The Riyadh Season Cup, which is apparently a real thing, is a one-match tournament (?) pitting players from Saudi Arabia’s two biggest clubs, Al Hilal FSC and Al Nassr FC, against none other than PSG. It’s as if a writer of dystopian satire was throwing darts or playing mad libs. It is to be assumed that the Al Hilal/Al Nassr hybrid will give PSG a mighty challenge the likes of which they rarely see outside of Ligue 1.
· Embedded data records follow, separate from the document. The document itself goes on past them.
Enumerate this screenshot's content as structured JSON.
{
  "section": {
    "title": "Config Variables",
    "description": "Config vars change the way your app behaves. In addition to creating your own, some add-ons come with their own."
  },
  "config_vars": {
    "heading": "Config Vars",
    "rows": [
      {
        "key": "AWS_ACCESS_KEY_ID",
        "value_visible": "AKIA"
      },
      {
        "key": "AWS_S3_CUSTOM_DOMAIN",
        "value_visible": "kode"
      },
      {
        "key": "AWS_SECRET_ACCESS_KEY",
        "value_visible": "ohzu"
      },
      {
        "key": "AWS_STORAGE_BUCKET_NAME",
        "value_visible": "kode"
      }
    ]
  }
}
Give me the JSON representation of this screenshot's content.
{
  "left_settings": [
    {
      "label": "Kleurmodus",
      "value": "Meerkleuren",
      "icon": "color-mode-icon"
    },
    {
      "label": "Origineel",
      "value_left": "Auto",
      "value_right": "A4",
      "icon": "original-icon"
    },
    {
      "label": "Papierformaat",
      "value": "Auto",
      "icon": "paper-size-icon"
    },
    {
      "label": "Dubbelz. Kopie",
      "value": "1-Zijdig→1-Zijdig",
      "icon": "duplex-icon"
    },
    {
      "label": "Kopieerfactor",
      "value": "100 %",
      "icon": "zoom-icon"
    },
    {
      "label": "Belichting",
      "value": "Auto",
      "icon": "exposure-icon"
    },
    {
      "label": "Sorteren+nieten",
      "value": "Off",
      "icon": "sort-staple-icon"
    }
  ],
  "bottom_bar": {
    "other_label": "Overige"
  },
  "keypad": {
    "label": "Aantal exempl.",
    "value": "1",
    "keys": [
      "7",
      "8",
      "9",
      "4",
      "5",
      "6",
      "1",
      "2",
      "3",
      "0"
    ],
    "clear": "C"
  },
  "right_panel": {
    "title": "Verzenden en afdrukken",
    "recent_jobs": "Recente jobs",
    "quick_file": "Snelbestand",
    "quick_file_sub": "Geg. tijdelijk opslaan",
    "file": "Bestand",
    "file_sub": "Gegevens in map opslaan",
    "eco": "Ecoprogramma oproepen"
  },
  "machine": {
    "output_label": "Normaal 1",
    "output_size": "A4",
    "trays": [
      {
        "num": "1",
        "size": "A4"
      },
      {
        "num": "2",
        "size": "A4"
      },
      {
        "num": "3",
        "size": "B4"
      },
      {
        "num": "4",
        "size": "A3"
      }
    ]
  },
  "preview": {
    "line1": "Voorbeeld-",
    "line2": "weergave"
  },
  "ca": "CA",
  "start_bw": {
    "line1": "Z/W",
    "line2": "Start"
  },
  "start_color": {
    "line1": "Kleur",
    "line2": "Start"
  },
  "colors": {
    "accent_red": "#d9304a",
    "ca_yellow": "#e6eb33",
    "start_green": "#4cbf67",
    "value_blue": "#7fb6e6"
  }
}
More to the point, though, is the involvement of none other than Arsène Wenger, a man whose name is synonmymous with fair play, justice, parsimony, and an overall commitment to humanity that transcends accomplishments on the pitch. Here is a manager who bound himself for the better part of two decades to running one of the world’s biggest and most-successful clubs on a veritable shoe-string, sacrificing on-pitch success at the altar of sane and balanced transfer policies (to the frequent dismay of fans, it must be added). He was nothing short of a visionary, one whose vision for this club was ultimately scuppered by the influx of oil-rich robber barons buying up clubs, inflating transfer fees and wages through the roof, and all but proving that the only path to success lay in the hands of a super-rich megalomaniac who was willing to buy a club and then go on to buy any player that suited his fancy.
With that in mind, one might hope that Arsène would hold to the principles that served him so well for so long. According the chairman of Saudi Arabia’s General Entertainment Authority , Turki al-Sheikh, “the great international coach Arsène Wenger was signed to lead the stars of al-Hilal and al-Nasr against Paris Saint Germain in the Riyadh Season Cup.” So. Not content to have purchased a club of Newcastle’s pedigree (scoff if you will; they’ve enjoyed a fair amount of success in their time), the House of Saud has apparently purchased one of the world’s most-respected managers to oversee a glorified friendly. I’m not sure which part of that sentence would upset me the most. Would it feel better if it was a match of record? If Arsène was managing an actual Saudi club that was vying for a league championship? Honestly, it’s hard to know what to feel other than a mix of disbelief, disappointment, and, yes, even depression.
More than anyone else, I (and I suspect many others) have looked to Arsène as a kind of moral beacon, the kind of person who was willing to stick to principles even at the price of personal success. As it goes, he passed up numerous invitations to manage wealthier clubs with owners willing to purchase any players he desired. He reportedly spurned these offers, time and time again, in order to pursue and fulfill a higher calling: to build a successful, self-sustaining club (even if some of the funding came from unsavory sources…). We saw him riding off into the proverbial sunset unsullied, unbowed, uncompromised.
This disturbing news jolts me into facing a cold, hard reality that Arsène had done so much to teach me against facing: money talks. On one hand, I ask myself, who am I to begrudge a man who pledged 22 years of his life to managing the club I love? Does he not deserve a golden parachute? On the other, I ask myself, what do all of those years stand for if he’s apparently willing to trade it all in for a bit of lucre?